Un altro sorprendente elemento è l’esistenza di molte risorse aggiuntive, mai gestite prima dalle scuole, che però vanno a scombinare l’idea che l’obiettivo del sistema venga definito dalla singola scuola. Spetta allo Stato definire gli obiettivi generali del sistema e il Miur lo sta facendo centrando la sua attenzione sul Piano Nazionale Scuola Digitale, sui Progetti Nazionali, sui PON, sui Laboratori per l’occupabilità, sul bonus premiante. Tutte attività innovative che trovano la loro definizione e ricaduta nell’ambito della legge 107/2015 laddove si disegnano i contorni dei docenti interessati dal bonus premiante. Il bonus premiante è una cifra aggiuntiva al FIS e agli altri fondi e infatti i docenti nella grande maggioranza delle scuole lo hanno incassato senza alcuna polemica, come invece avrebbero sperato i sindacati. In questo caso i dirigenti scolastici si sono trovati a dover applicare criteri, non a fare i conti delle ore svolte. Questa è una grossa novità alla fine accettata dai docenti e non troverei strano che il FIS contrattato in un futuro sparisse a favore di un bonus “potenziato”. Credo che oggi forse potrebbe nascere nelle parti un dubbio sulla contrattazione e sulla sua reale efficacia, perché non sempre il dirigente scolastico è visto dai docenti che dirige come uno scriteriato incompetente nepotista. I dirigenti scolastici hanno subito lo scorso anno scolastico una reale aggressione mediatica da frange di docenti e sindacati che vorrebbero riportare indietro le lancette del mondo a cinquantenni fa e sono stati dipinti come ebeti con forti tendenze alla corruzione. Le cose non sono andate in quel modo, ma rimane l’idea anche in molti di noi che queste innovazioni potrebbero sparire prima di essere andate a regime e dunque non vale la pena di impegnarsi più di tanto.

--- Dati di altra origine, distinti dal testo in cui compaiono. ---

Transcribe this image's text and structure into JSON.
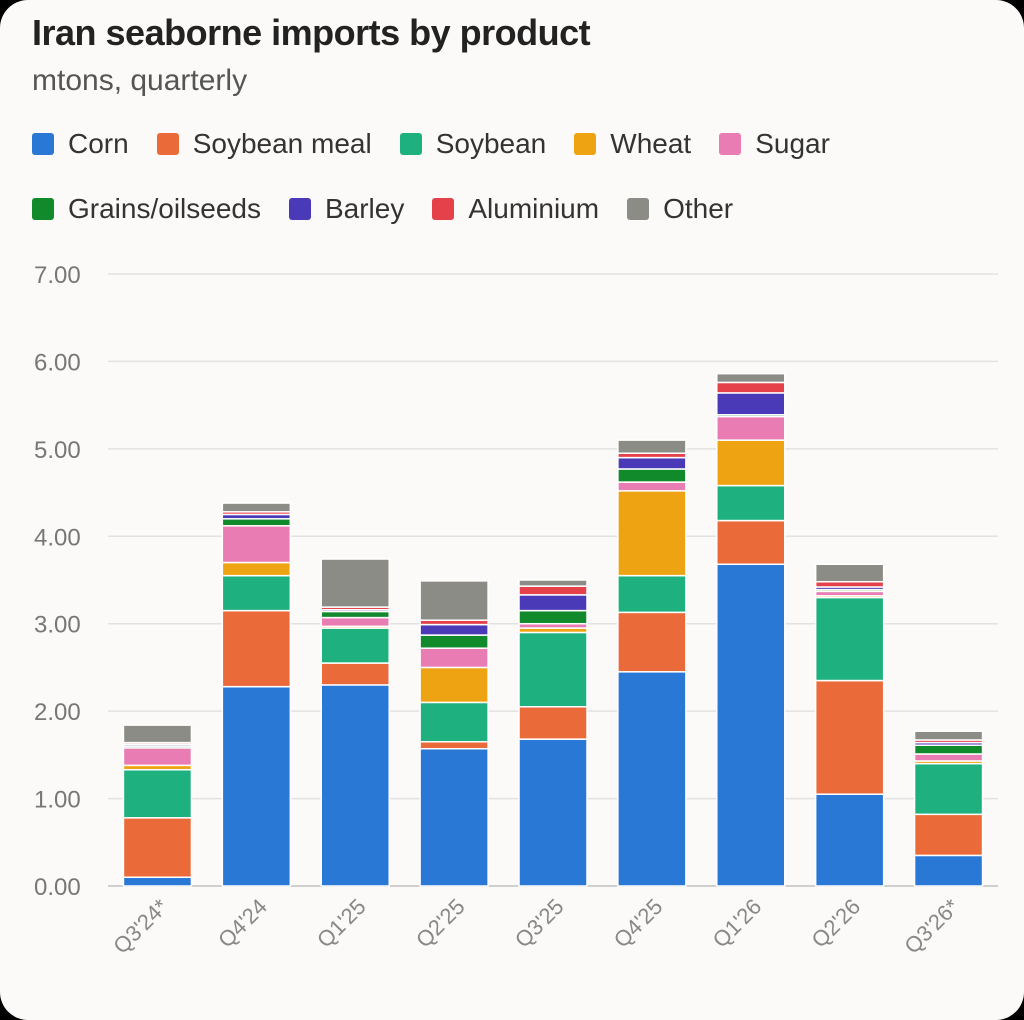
{
  "chart_data": {
    "type": "bar",
    "stacked": true,
    "title": "Iran seaborne imports by product",
    "subtitle": "mtons, quarterly",
    "categories": [
      "Q3'24*",
      "Q4'24",
      "Q1'25",
      "Q2'25",
      "Q3'25",
      "Q4'25",
      "Q1'26",
      "Q2'26",
      "Q3'26*"
    ],
    "y_ticks": [
      "0.00",
      "1.00",
      "2.00",
      "3.00",
      "4.00",
      "5.00",
      "6.00",
      "7.00"
    ],
    "ylim": [
      0,
      7
    ],
    "grid": true,
    "legend_position": "top",
    "series": [
      {
        "name": "Corn",
        "color": "#2a78d6",
        "values": [
          0.1,
          2.28,
          2.3,
          1.57,
          1.68,
          2.45,
          3.68,
          1.05,
          0.35
        ]
      },
      {
        "name": "Soybean meal",
        "color": "#eb6a3a",
        "values": [
          0.68,
          0.87,
          0.25,
          0.08,
          0.37,
          0.68,
          0.5,
          1.3,
          0.47
        ]
      },
      {
        "name": "Soybean",
        "color": "#1fb07f",
        "values": [
          0.55,
          0.4,
          0.4,
          0.45,
          0.85,
          0.42,
          0.4,
          0.95,
          0.58
        ]
      },
      {
        "name": "Wheat",
        "color": "#eda312",
        "values": [
          0.05,
          0.15,
          0.02,
          0.4,
          0.05,
          0.97,
          0.52,
          0.02,
          0.03
        ]
      },
      {
        "name": "Sugar",
        "color": "#e87cb3",
        "values": [
          0.2,
          0.42,
          0.1,
          0.22,
          0.05,
          0.1,
          0.27,
          0.05,
          0.08
        ]
      },
      {
        "name": "Grains/oilseeds",
        "color": "#118a2b",
        "values": [
          0.02,
          0.08,
          0.07,
          0.15,
          0.15,
          0.15,
          0.02,
          0.02,
          0.1
        ]
      },
      {
        "name": "Barley",
        "color": "#4a3ab8",
        "values": [
          0.02,
          0.05,
          0.02,
          0.12,
          0.18,
          0.13,
          0.25,
          0.03,
          0.03
        ]
      },
      {
        "name": "Aluminium",
        "color": "#e5414b",
        "values": [
          0.02,
          0.03,
          0.03,
          0.05,
          0.1,
          0.05,
          0.12,
          0.06,
          0.03
        ]
      },
      {
        "name": "Other",
        "color": "#8c8c86",
        "values": [
          0.2,
          0.1,
          0.55,
          0.45,
          0.07,
          0.15,
          0.1,
          0.2,
          0.1
        ]
      }
    ]
  }
}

C’è però da dire che i soldi sono molti di più, ma nelle scuole prevale lo sconcerto per la loro quantità e per le modalità con cui vengono erogati. Prendiamo i fondi PON: mi ha fatto molta impressione sapere che il primo PON per le Reti Wlan-Lan, che chiedeva solo una banale domanda per ottenere i fondi, abbia visto più di tremila scuola (oltre il 30% del totale) non presentare neppure la domanda. Mentre tutti abbiamo potuto vedere in l’impietoso elenco delle scuole che hanno sbagliato la domanda per il secondo PON (ambienti per l’apprendimento) in una sorta di berlina di cui nessuno ha risposto e per cui nessuno ha chiesto scusa.

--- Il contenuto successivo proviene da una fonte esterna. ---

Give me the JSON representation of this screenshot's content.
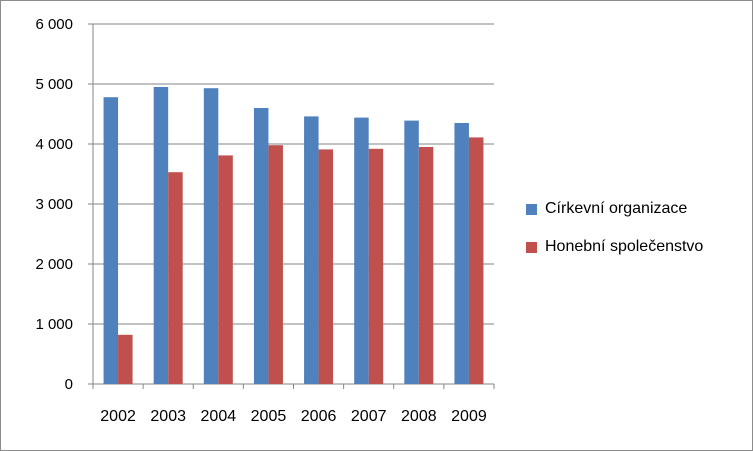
{
  "chart_data": {
    "type": "bar",
    "categories": [
      "2002",
      "2003",
      "2004",
      "2005",
      "2006",
      "2007",
      "2008",
      "2009"
    ],
    "series": [
      {
        "name": "Církevní organizace",
        "color": "#4f81bd",
        "values": [
          4780,
          4950,
          4930,
          4600,
          4460,
          4440,
          4390,
          4350
        ]
      },
      {
        "name": "Honební společenstvo",
        "color": "#c0504d",
        "values": [
          820,
          3530,
          3810,
          3980,
          3910,
          3920,
          3950,
          4110
        ]
      }
    ],
    "ylim": [
      0,
      6000
    ],
    "yticks": [
      "0",
      "1 000",
      "2 000",
      "3 000",
      "4 000",
      "5 000",
      "6 000"
    ],
    "ytick_values": [
      0,
      1000,
      2000,
      3000,
      4000,
      5000,
      6000
    ],
    "grid": true,
    "legend": "right"
  }
}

Anche la grande progettualità dei Laboratori per l’occupabilità non sta creando quella fibrillazione che progetti di così grande portata (siamo intorno al milione e mezzo di euro per progetto) dovrebbe determinare in territori che devono stringersi attorno alle scuole vincitrici dei progetti gestibili molto più facilmente dentro reti di ambito piuttosto che dentro singole segreteria molte delle quali poco adatte a gestire grandi masse di danaro.

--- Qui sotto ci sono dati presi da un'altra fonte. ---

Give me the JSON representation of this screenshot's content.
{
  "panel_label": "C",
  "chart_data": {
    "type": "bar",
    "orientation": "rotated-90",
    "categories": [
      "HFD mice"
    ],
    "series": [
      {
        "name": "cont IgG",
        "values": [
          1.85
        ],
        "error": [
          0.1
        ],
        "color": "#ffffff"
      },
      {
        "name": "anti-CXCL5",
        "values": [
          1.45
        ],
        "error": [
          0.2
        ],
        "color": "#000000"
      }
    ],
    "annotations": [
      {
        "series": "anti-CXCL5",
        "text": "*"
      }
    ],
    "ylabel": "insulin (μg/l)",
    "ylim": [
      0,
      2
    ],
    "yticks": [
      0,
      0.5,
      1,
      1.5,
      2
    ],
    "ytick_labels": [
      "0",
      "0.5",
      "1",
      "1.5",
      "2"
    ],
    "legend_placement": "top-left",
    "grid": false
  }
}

Il dirigente scolastico dovrebbe essere motore e facilitatore del mutamento invece si dedica sempre più spesso a riportare le novità nella routine quotidiana. La scuola è in una fase di turbolenta modificazione, ma questo non viene sempre visto come un’opportunità. Però ci sono più docenti, più soldi e più occasioni di miglioramento e di cambiamento. E questo deve innescare meccanismi di innovazione e di ricerca e nuovi strumenti di governo. Di questo qualche volta si dovrebbe parlare.